The conclusion of a United Nations investigation launched into the circumstances surrounding the occupation of the 'Little Triangle' was that 'with the completion of the attack, all the inhabitants of the three villages were forced to evacuate'. While the Israelis stated that only 4 people were taken prisoners at Jaba', the Arab League Secretary General charged that thousands had been captured and many massacred during the attacks. The UN said that 8,000 were made homeless by the attack, and that they were displaced to the Jinin area. Although they initially failed to find any sign of a massacre, in September UN investigators stated that 130 villagers were either dead or missing, and that the systematic destruction of Jaba' was undertaken soon after its occupation. UN mediator Count Folke Bernadotte said before the Security Council in September: 'I am strongly of the opinion that measures taken involving the destruction of two of the villages [Jaba' and 'Ayn Ghazal] were excessive and constituted a violation of both the spirit and letter of the terms of the truce.' According to the Times, he added that the Provision Government of Israel had told him that it would do everything possible to rehabilitate the Arab residents of the three villages, restoring at its own expense all houses damaged or destroyed. Needless to say that promise was never fulfilled.
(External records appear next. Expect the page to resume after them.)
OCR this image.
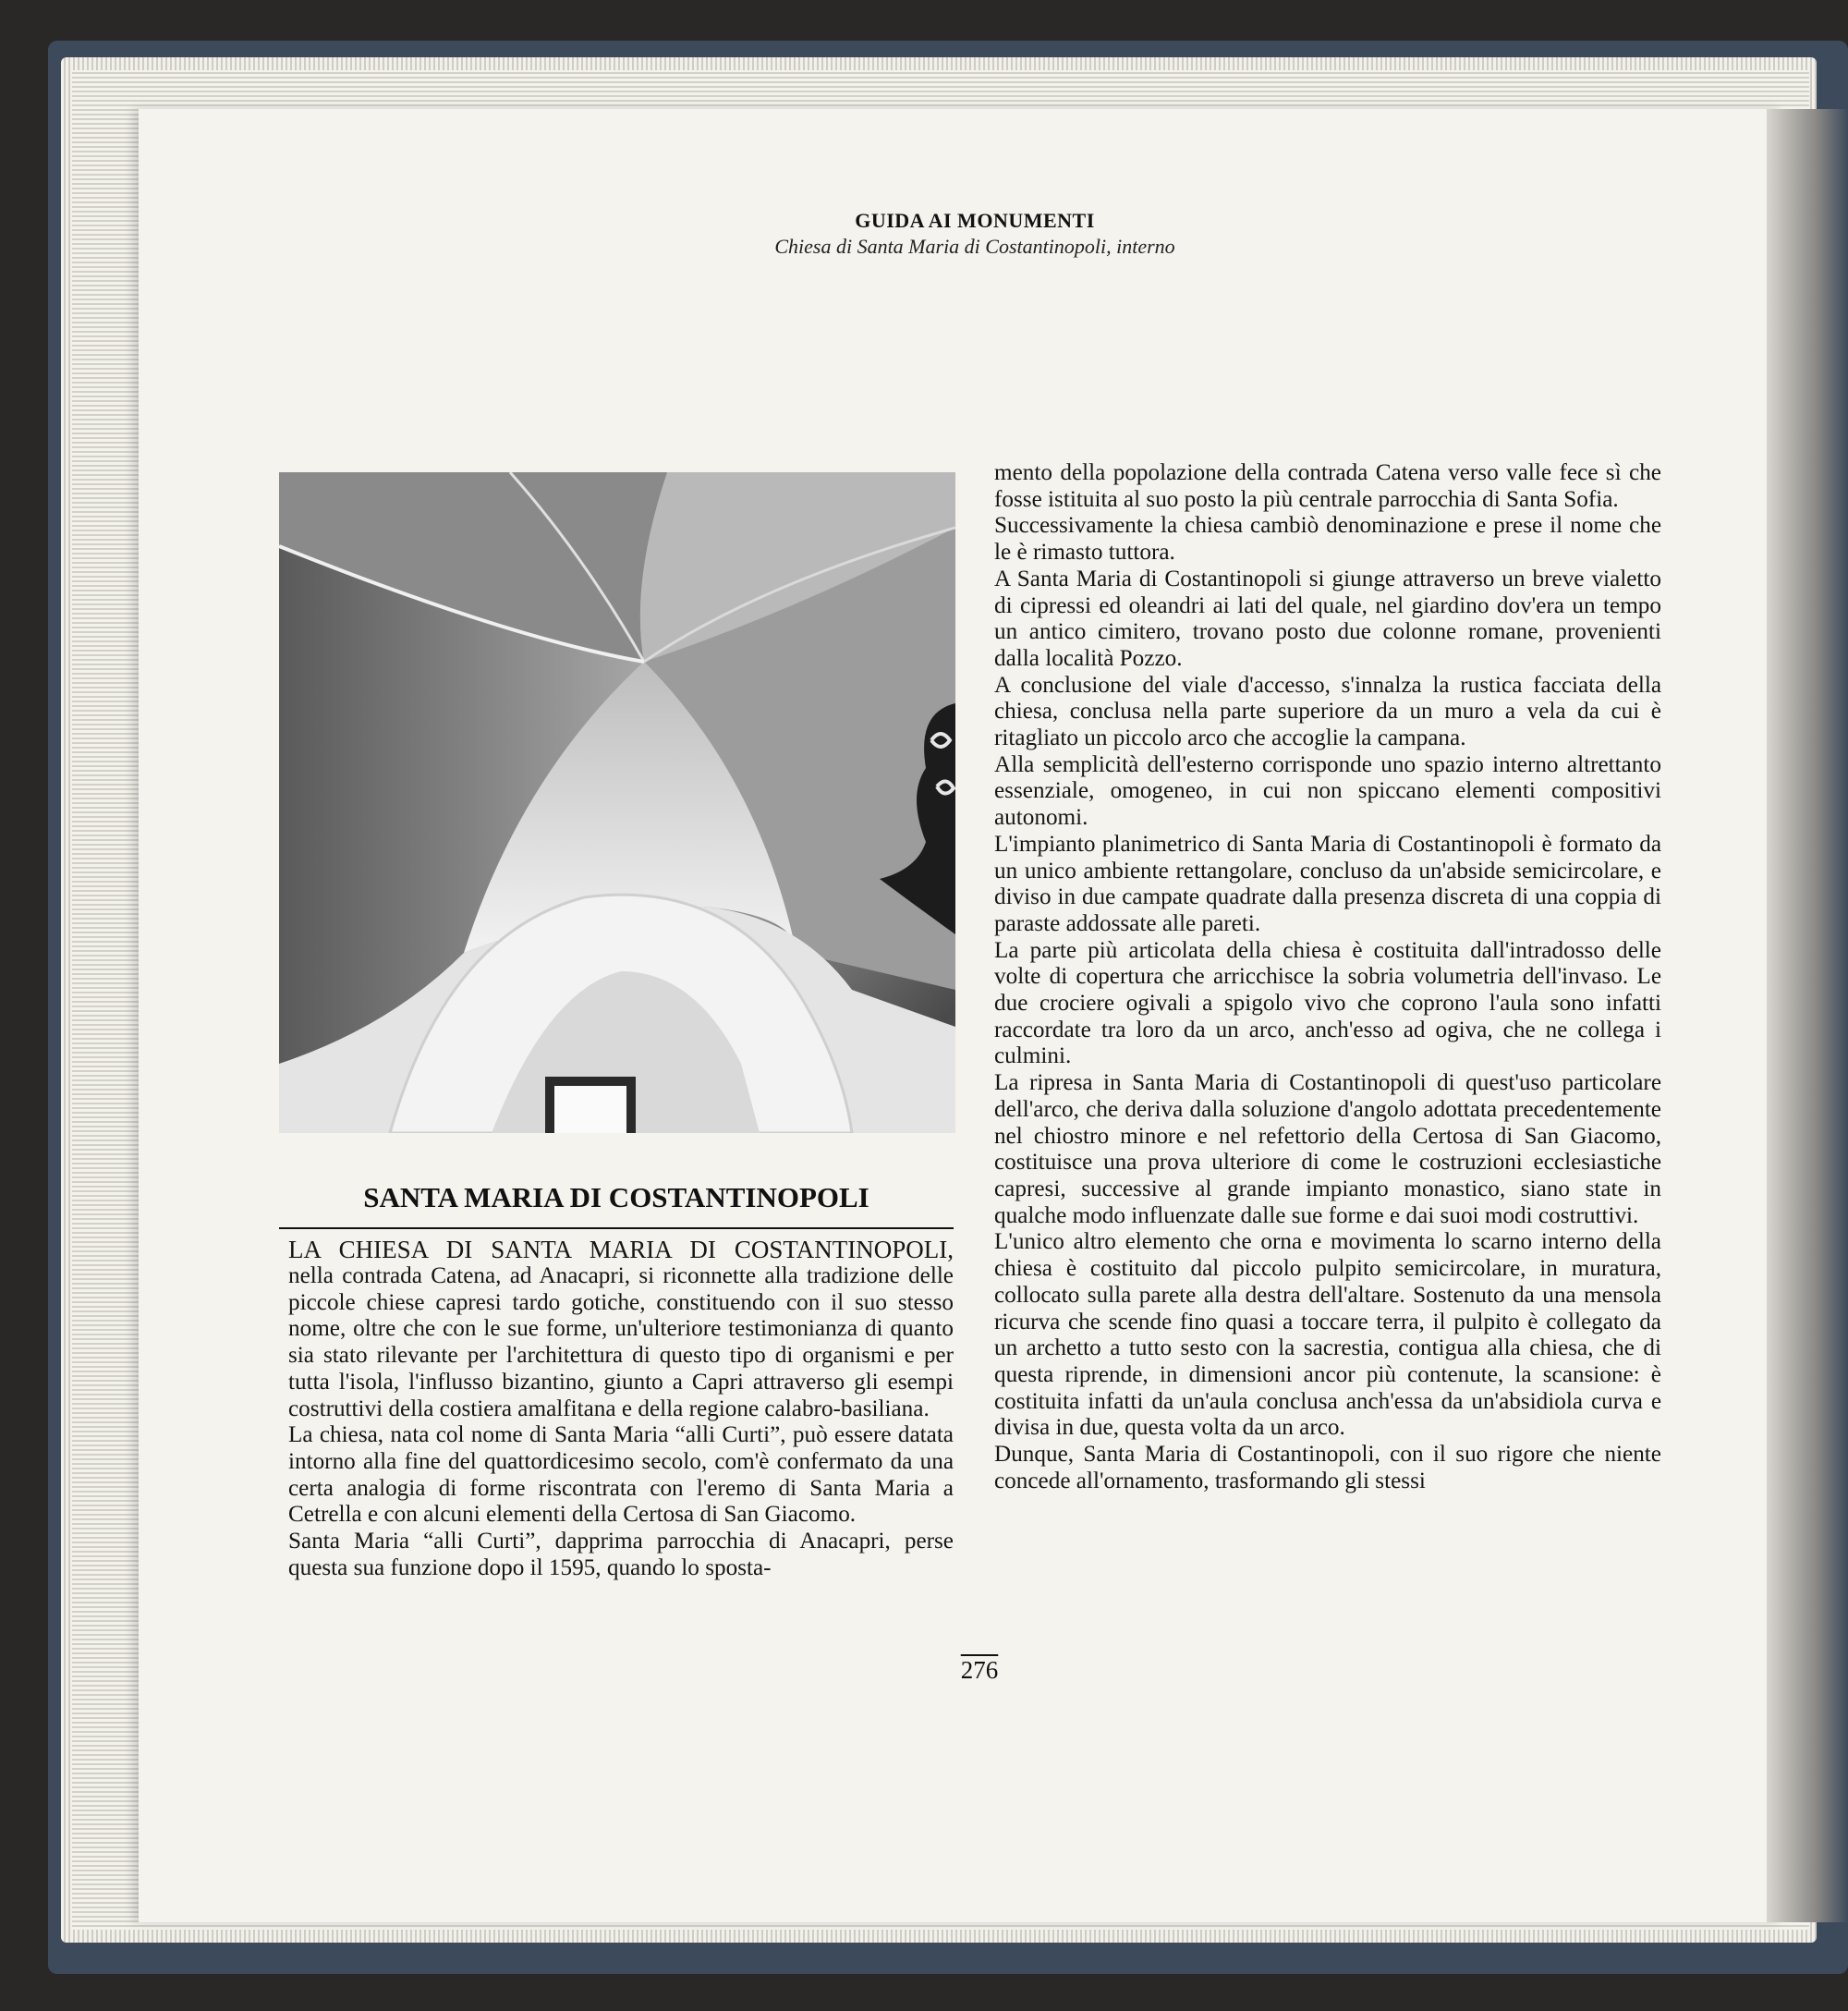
GUIDA AI MONUMENTI

Chiesa di Santa Maria di Costantinopoli, interno

SANTA MARIA DI COSTANTINOPOLI
LA CHIESA DI SANTA MARIA DI COSTANTINOPOLI,

nella contrada Catena, ad Anacapri, si riconnette alla tradizione delle piccole chiese capresi tardo gotiche, constituendo con il suo stesso nome, oltre che con le sue forme, un'ulteriore testimonianza di quanto sia stato rilevante per l'architettura di questo tipo di organismi e per tutta l'isola, l'influsso bizantino, giunto a Capri attraverso gli esempi costruttivi della costiera amalfitana e della regione calabro-basiliana.

La chiesa, nata col nome di Santa Maria “alli Curti”, può essere datata intorno alla fine del quattordicesimo secolo, com'è confermato da una certa analogia di forme riscontrata con l'eremo di Santa Maria a Cetrella e con alcuni elementi della Certosa di San Giacomo.

Santa Maria “alli Curti”, dapprima parrocchia di Anacapri, perse questa sua funzione dopo il 1595, quando lo sposta-

mento della popolazione della contrada Catena verso valle fece sì che fosse istituita al suo posto la più centrale parrocchia di Santa Sofia.

Successivamente la chiesa cambiò denominazione e prese il nome che le è rimasto tuttora.

A Santa Maria di Costantinopoli si giunge attraverso un breve vialetto di cipressi ed oleandri ai lati del quale, nel giardino dov'era un tempo un antico cimitero, trovano posto due colonne romane, provenienti dalla località Pozzo.

A conclusione del viale d'accesso, s'innalza la rustica facciata della chiesa, conclusa nella parte superiore da un muro a vela da cui è ritagliato un piccolo arco che accoglie la campana.

Alla semplicità dell'esterno corrisponde uno spazio interno altrettanto essenziale, omogeneo, in cui non spiccano elementi compositivi autonomi.

L'impianto planimetrico di Santa Maria di Costantinopoli è formato da un unico ambiente rettangolare, concluso da un'abside semicircolare, e diviso in due campate quadrate dalla presenza discreta di una coppia di paraste addossate alle pareti.

La parte più articolata della chiesa è costituita dall'intradosso delle volte di copertura che arricchisce la sobria volumetria dell'invaso. Le due crociere ogivali a spigolo vivo che coprono l'aula sono infatti raccordate tra loro da un arco, anch'esso ad ogiva, che ne collega i culmini.

La ripresa in Santa Maria di Costantinopoli di quest'uso particolare dell'arco, che deriva dalla soluzione d'angolo adottata precedentemente nel chiostro minore e nel refettorio della Certosa di San Giacomo, costituisce una prova ulteriore di come le costruzioni ecclesiastiche capresi, successive al grande impianto monastico, siano state in qualche modo influenzate dalle sue forme e dai suoi modi costruttivi.

L'unico altro elemento che orna e movimenta lo scarno interno della chiesa è costituito dal piccolo pulpito semicircolare, in muratura, collocato sulla parete alla destra dell'altare. Sostenuto da una mensola ricurva che scende fino quasi a toccare terra, il pulpito è collegato da un archetto a tutto sesto con la sacrestia, contigua alla chiesa, che di questa riprende, in dimensioni ancor più contenute, la scansione: è costituita infatti da un'aula conclusa anch'essa da un'absidiola curva e divisa in due, questa volta da un arco.

Dunque, Santa Maria di Costantinopoli, con il suo rigore che niente concede all'ornamento, trasformando gli stessi

276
The settlement of Geva' Karmel was established in 1949 on village land, 1 km northwest of the village site.
The Village Today
Piles of stone rubble can be seen on the site, with a shrine still standing on an elevated part of it. Pine forests grow on the land in the vicinity, which is fenced in by barbed wire. Around the village are the remains of tombs. Parts of the site is used by Israelis as grazing land.